EAReNOW bestaat uit het trio Xabier Iriondo, Paolo Cantù en Alberto Morelli. Iriondo en Cantù kennen mekaar al van bij Uncode Duello en beiden zijn actieve muzikanten in de Italiaanse avontuurlijke rockscène. Morelli is minder bekend. De drie heren laten zich op dit werk regelmatig bijstaan door bevriende Italiaanse muzikanten waarvan de saxofonist, Gianni Mimmo de bekendste is. De muzikanten wenden een indrukwekkende waslijst aan instrumenten aan: naast piano, gitaar, percussie, saxofoon, trombone, klarinet en bas duiken bijvoorbeeld ook harmoniums, mondharp, harp, farfisa- en hammond orgel, hobo en koto (een Japans snaarinstrument) op en daarmee is lang nog niet alles opgesomd.

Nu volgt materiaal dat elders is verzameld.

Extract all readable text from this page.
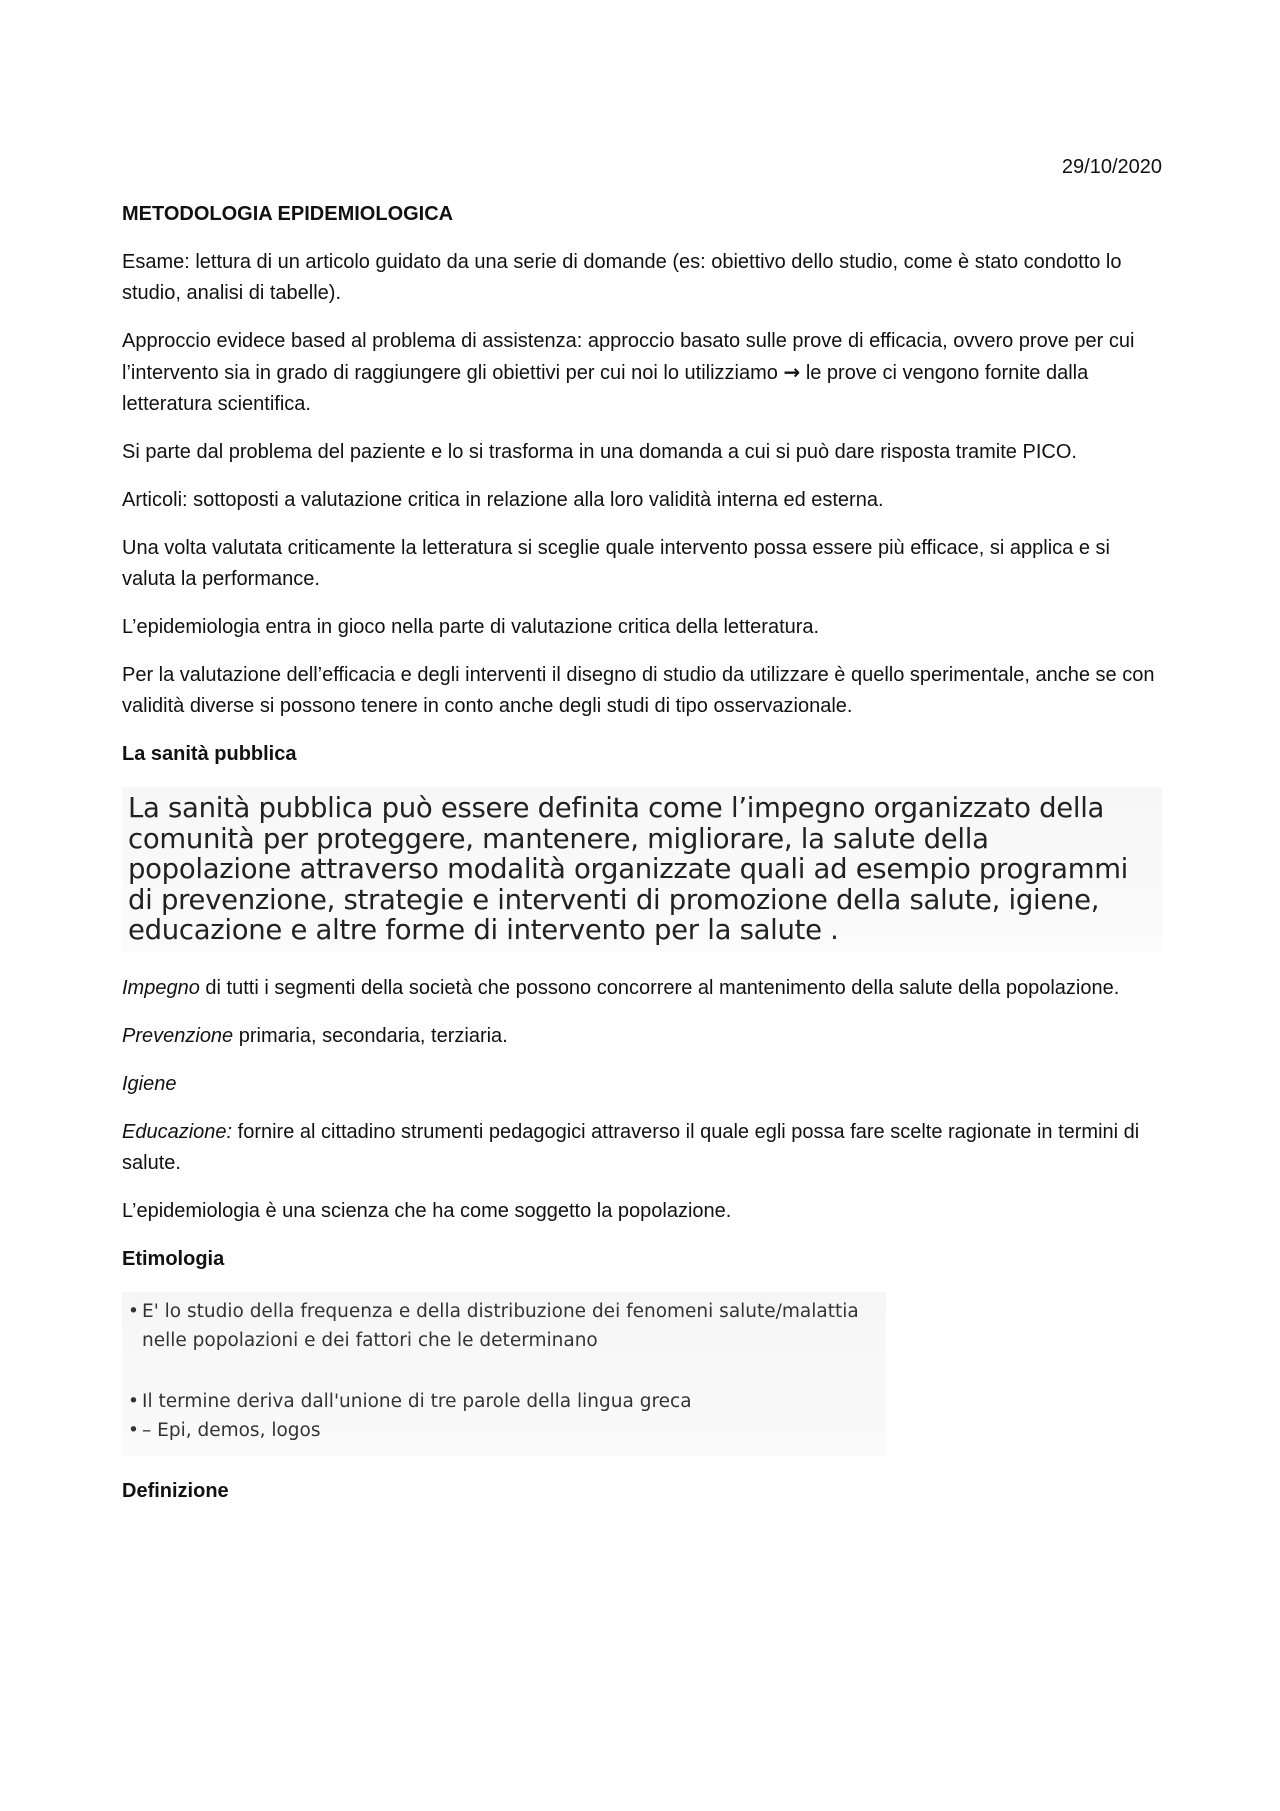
29/10/2020
METODOLOGIA EPIDEMIOLOGICA
Esame: lettura di un articolo guidato da una serie di domande (es: obiettivo dello studio, come è stato condotto lo studio, analisi di tabelle).
Approccio evidece based al problema di assistenza: approccio basato sulle prove di efficacia, ovvero prove per cui l’intervento sia in grado di raggiungere gli obiettivi per cui noi lo utilizziamo → le prove ci vengono fornite dalla letteratura scientifica.
Si parte dal problema del paziente e lo si trasforma in una domanda a cui si può dare risposta tramite PICO.
Articoli: sottoposti a valutazione critica in relazione alla loro validità interna ed esterna.
Una volta valutata criticamente la letteratura si sceglie quale intervento possa essere più efficace, si applica e si valuta la performance.
L’epidemiologia entra in gioco nella parte di valutazione critica della letteratura.
Per la valutazione dell’efficacia e degli interventi il disegno di studio da utilizzare è quello sperimentale, anche se con validità diverse si possono tenere in conto anche degli studi di tipo osservazionale.
La sanità pubblica
La sanità pubblica può essere definita come l’impegno organizzato della comunità per proteggere, mantenere, migliorare, la salute della popolazione attraverso modalità organizzate quali ad esempio programmi di prevenzione, strategie e interventi di promozione della salute, igiene, educazione e altre forme di intervento per la salute .
Impegno di tutti i segmenti della società che possono concorrere al mantenimento della salute della popolazione.
Prevenzione primaria, secondaria, terziaria.
Igiene
Educazione: fornire al cittadino strumenti pedagogici attraverso il quale egli possa fare scelte ragionate in termini di salute.
L’epidemiologia è una scienza che ha come soggetto la popolazione.
Etimologia
• E' lo studio della frequenza e della distribuzione dei fenomeni salute/malattia nelle popolazioni e dei fattori che le determinano
• Il termine deriva dall'unione di tre parole della lingua greca
• – Epi, demos, logos
Definizione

Ondanks dit zeer uitgebreide instrumentarium klinkt het merendeel van de tracks op dit werk vrij sober. Meer nog, wie een rijk totaalgeluid verwacht, voelt zich bij een eerste beluistering mogelijk wat bekocht. Door de afwezigheid van uitgesproken stevige tempo's en duidelijke melodielijnen zullen sommigen zich zelfs gaandeweg gaan vervelen. Het album geeft zijn parels echter pas na meerdere beluisteringen vrij en dan komt de kwaliteit van dit werk echt bovendrijven.

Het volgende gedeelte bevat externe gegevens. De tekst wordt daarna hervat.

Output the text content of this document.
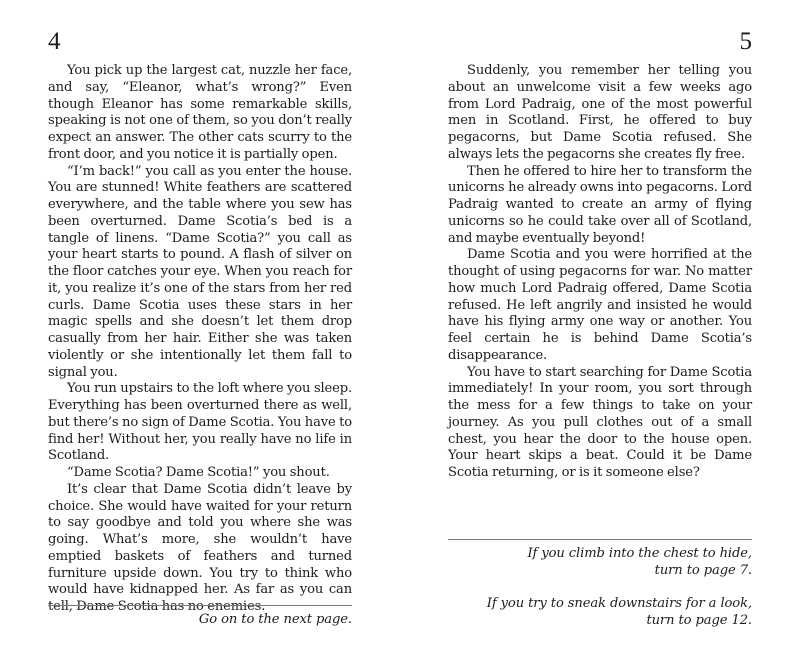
4

You pick up the largest cat, nuzzle her face, and say, “Eleanor, what’s wrong?” Even though Eleanor has some remarkable skills, speaking is not one of them, so you don’t really expect an answer. The other cats scurry to the front door, and you notice it is partially open.

“I’m back!” you call as you enter the house. You are stunned! White feathers are scattered everywhere, and the table where you sew has been overturned. Dame Scotia’s bed is a tangle of linens. “Dame Scotia?” you call as your heart starts to pound. A flash of silver on the floor catches your eye. When you reach for it, you realize it’s one of the stars from her red curls. Dame Scotia uses these stars in her magic spells and she doesn’t let them drop casually from her hair. Either she was taken violently or she intentionally let them fall to signal you.

You run upstairs to the loft where you sleep. Everything has been overturned there as well, but there’s no sign of Dame Scotia. You have to find her! Without her, you really have no life in Scotland.

“Dame Scotia? Dame Scotia!” you shout.

It’s clear that Dame Scotia didn’t leave by choice. She would have waited for your return to say goodbye and told you where she was going. What’s more, she wouldn’t have emptied baskets of feathers and turned furniture upside down. You try to think who would have kidnapped her. As far as you can tell, Dame Scotia has no enemies.

Go on to the next page.
5

Suddenly, you remember her telling you about an unwelcome visit a few weeks ago from Lord Padraig, one of the most powerful men in Scotland. First, he offered to buy pegacorns, but Dame Scotia refused. She always lets the pegacorns she creates fly free.

Then he offered to hire her to transform the unicorns he already owns into pegacorns. Lord Padraig wanted to create an army of flying unicorns so he could take over all of Scotland, and maybe eventually beyond!

Dame Scotia and you were horrified at the thought of using pegacorns for war. No matter how much Lord Padraig offered, Dame Scotia refused. He left angrily and insisted he would have his flying army one way or another. You feel certain he is behind Dame Scotia’s disappearance.

You have to start searching for Dame Scotia immediately! In your room, you sort through the mess for a few things to take on your journey. As you pull clothes out of a small chest, you hear the door to the house open. Your heart skips a beat. Could it be Dame Scotia returning, or is it someone else?

If you climb into the chest to hide,
turn to page 7.
If you try to sneak downstairs for a look,
turn to page 12.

De eerste vier tracks vormen een bijzonder sterk blok. 'Ssshhsleeping' opent rustig en troostend met harmonieuze interactie tussen onder meer harmonium, gitaar en klarinet. Opvolger 'Ai Möi Möi' kleurt dan weer somber door de troosteloze gitaarmelodie, het klagende, schurende vioolachtige geluid en de bizar gedeclameerde, onverstaanbare vocalen. In de derde track (Starting Eclipse) verstrengelen een wandelend pianomotief en stemmig gitaargepingel zich tot een folk-achtig stukje. De pièce de résistance van dit werk is ongetwijfeld 'Pairidaeza', het vierde en langste nummer van dit album. Met behulp van harp, gitaar, klarinet en harmonium creëert het trio een mysterieuze, oosterse sfeer en waarin gaandeweg samples van een vrouwenkoor lijken op te duiken. Naar het einde zorgt geschuur over snaarinstrumenten voor een ietwat dissonante finale.

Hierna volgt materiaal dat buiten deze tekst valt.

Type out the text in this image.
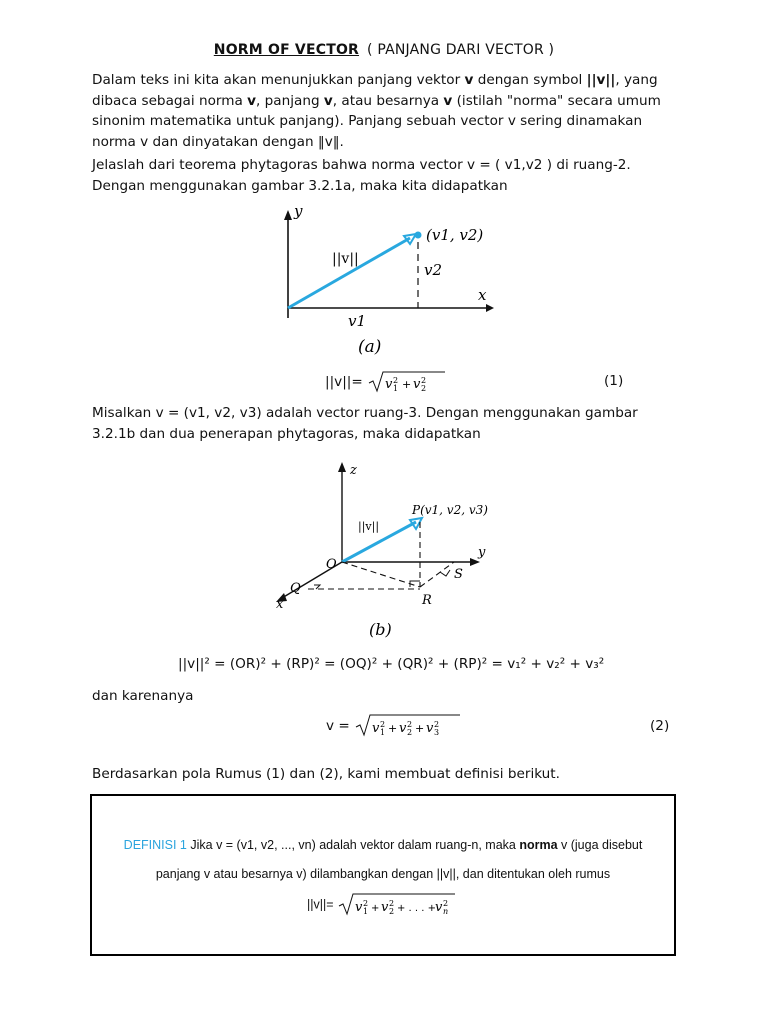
NORM OF VECTOR ( PANJANG DARI VECTOR )
Dalam teks ini kita akan menunjukkan panjang vektor v dengan symbol ||v||, yang dibaca sebagai norma v, panjang v, atau besarnya v (istilah "norma" secara umum sinonim matematika untuk panjang). Panjang sebuah vector v sering dinamakan norma v dan dinyatakan dengan ‖v‖.
Jelaslah dari teorema phytagoras bahwa norma vector v = ( v1,v2 ) di ruang-2. Dengan menggunakan gambar 3.2.1a, maka kita didapatkan
y
x
(v1, v2)
||v||
v2
v1
(a)
||v||= v 2
1 + v 2
2	(1)
Misalkan v = (v1, v2, v3) adalah vector ruang-3. Dengan menggunakan gambar 3.2.1b dan dua penerapan phytagoras, maka didapatkan
z
y
x
P(v1, v2, v3)
||v||
O
Q
R
S
(b)
||v||² = (OR)² + (RP)² = (OQ)² + (QR)² + (RP)² = v₁² + v₂² + v₃²
dan karenanya
v = v 2
1 + v 2
2 + v 2
3	(2)
Berdasarkan pola Rumus (1) dan (2), kami membuat definisi berikut.
DEFINISI 1 Jika v = (v1, v2, ..., vn) adalah vektor dalam ruang-n, maka norma v (juga disebut
panjang v atau besarnya v) dilambangkan dengan ||v||, dan ditentukan oleh rumus
||v||= v 2
1 + v 2
2 + . . . +
v 2
n
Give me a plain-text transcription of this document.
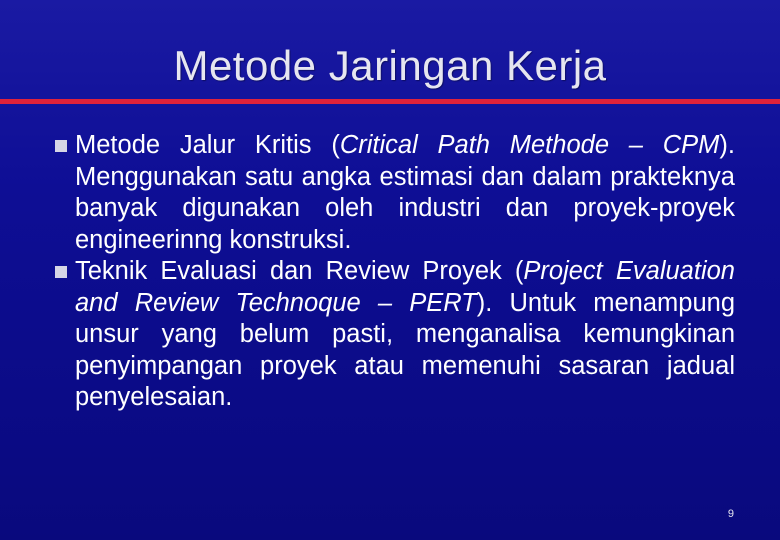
Metode Jaringan Kerja
Metode Jalur Kritis (Critical Path Methode – CPM). Menggunakan satu angka estimasi dan dalam prakteknya banyak digunakan oleh industri dan proyek-proyek engineerinng konstruksi.
Teknik Evaluasi dan Review Proyek (Project Evaluation and Review Technoque – PERT). Untuk menampung unsur yang belum pasti, menganalisa kemungkinan penyimpangan proyek atau memenuhi sasaran jadual penyelesaian.
9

De lijn van het album wordt abrupt verbroken door de percussieve titeltrack, halfweg het album. Bovenop stevig ritmewerk van drums en tabla werken hammond orgel en trombone zeer synchroon complexe melodieën af die helaas helemaal niet beklijven. Deze fusionjazz-achtige vreemde eend in de bijt breekt volledig met de andere tracks, is weinig effectief en sleept ook nog eens te lang aan. Daarna wordt de toon van het album hervat met rustige sfeerstukken en klankminiatuurtjes die soms wel iets te weinig om het lijf hebben om te beroeren.
Het siert het trio dat ze met behoorlijk wat ambitie en een ongewoon instrumentarium een sfeervol album hebben willen creëren dat onwerelds aanvoelt. Met uitzondering van de titeltrack is het hen zelfs nog gelukt ook.